The trio known as Little Barrie, comprising Barrie Cadogan (guitar and vocals), Lewis Wharton (bass) and Virgil Howe (drums) took to the stage last night upstairs at Oslo in Hackney, the occasion the final gig of their UK tour which has seen them zigzagging across the country and whipping up fervour in distant parts of these isles. And tonight was no different. The support act, the San Diego three-piece The Schizophonics split the air as the lead singer, a blur of St Vitus dance and wielding his guitar like a baseball bat helped bake the club while executing James Brown splits and blindfolding himself with his own hair. “It ain’t cool to be American right now, we’re from the land of idiots,” he intoned. Quite.

And as they departed, the faithful still came drifting in out of the December night for Little Barrie. The band appeared at 10pm, Barrie stage right, his frame whipped tight in dark denim and kicking off proceedings with ‘Pauline’, a song which has become something of an anthem for the band.

They’re an intuitive trio, classic in purpose and steeped in Americana and making a sound quite unlike any other in the UK and Europe today. They possess a rare oneness of purpose and it’s easy to draw creative parallels with the Jimi Hendrix Experience. There too exists a sound design that belongs to Barrie alone.
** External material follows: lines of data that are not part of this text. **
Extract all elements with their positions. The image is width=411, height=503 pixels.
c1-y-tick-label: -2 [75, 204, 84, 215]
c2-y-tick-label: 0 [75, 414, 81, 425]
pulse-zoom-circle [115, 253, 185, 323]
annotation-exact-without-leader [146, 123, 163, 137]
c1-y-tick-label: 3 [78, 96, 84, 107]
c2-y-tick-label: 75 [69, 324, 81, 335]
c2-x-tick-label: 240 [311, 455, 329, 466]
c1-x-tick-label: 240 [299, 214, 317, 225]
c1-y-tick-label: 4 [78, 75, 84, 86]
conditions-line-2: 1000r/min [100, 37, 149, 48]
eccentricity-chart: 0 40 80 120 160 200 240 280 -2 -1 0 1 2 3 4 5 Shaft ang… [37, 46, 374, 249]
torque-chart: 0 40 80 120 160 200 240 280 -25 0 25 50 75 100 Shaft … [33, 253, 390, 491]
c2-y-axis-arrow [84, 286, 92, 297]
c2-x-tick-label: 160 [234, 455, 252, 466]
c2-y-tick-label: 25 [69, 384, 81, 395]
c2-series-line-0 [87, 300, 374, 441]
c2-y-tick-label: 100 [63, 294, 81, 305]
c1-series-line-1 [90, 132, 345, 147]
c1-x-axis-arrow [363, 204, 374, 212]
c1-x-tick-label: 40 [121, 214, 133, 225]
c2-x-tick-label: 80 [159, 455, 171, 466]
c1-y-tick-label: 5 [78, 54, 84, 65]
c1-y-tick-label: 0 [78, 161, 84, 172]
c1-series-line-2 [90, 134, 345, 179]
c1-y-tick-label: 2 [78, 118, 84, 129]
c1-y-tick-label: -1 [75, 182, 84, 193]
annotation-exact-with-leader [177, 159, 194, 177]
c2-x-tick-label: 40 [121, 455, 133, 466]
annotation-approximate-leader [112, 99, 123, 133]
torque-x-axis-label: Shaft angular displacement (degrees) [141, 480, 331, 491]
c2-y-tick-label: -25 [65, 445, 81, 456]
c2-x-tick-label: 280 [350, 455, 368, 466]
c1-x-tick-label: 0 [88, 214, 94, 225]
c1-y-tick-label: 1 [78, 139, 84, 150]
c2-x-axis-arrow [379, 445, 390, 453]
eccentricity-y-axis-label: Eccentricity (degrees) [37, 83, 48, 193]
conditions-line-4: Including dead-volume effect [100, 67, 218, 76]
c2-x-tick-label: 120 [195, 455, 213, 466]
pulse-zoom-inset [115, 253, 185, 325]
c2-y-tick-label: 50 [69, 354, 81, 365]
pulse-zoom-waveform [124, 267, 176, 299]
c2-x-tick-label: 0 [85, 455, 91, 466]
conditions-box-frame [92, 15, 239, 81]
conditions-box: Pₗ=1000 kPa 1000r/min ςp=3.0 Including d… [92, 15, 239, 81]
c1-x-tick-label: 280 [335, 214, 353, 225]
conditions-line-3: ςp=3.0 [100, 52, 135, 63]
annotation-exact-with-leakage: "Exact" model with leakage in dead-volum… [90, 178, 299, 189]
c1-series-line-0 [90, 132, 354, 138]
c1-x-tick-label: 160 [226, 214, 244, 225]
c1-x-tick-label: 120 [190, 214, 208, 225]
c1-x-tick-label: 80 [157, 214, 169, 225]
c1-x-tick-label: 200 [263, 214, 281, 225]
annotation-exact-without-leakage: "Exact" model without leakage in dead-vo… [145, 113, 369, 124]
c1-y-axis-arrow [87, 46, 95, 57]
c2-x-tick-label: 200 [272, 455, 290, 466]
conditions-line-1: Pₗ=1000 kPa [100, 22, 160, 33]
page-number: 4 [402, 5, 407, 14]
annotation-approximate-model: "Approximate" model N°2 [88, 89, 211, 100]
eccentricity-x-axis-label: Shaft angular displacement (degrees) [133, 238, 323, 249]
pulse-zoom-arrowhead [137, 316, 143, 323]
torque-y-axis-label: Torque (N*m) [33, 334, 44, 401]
It goes beyond mere songs, each song building beyond the previous one as he alters the aural textures that power through the amps, and with Virgil, the band’s dervish behind the drum kit – sounding tonight like Lalo Schifrin’s drummer Stan Levey – his jazz shuffle transformed ‘Eyes Were Young’ (Shadow, 2014) from a rock work out into something of an electric incantation.

With a healthy smattering of new tracks like ‘I.5.C.A’ getting even the most straight-necked stiffs rocking in their David Prestons, it only took a track like ‘Tip It Over’ to send a thrill through the crowd, Barrie at times wrenching an almost Ashkenazi violin sound from his guitar as Lewis looked on impassively, nimble and rock solid on bass. With a new LP out in March next year and with ever new members joining the ranks of fans, this band remains buoyant and vital, their peerless playing suffused with real joy. Time, therefore, to paraphrase Mr Cadogan, will tell exactly how they lasted.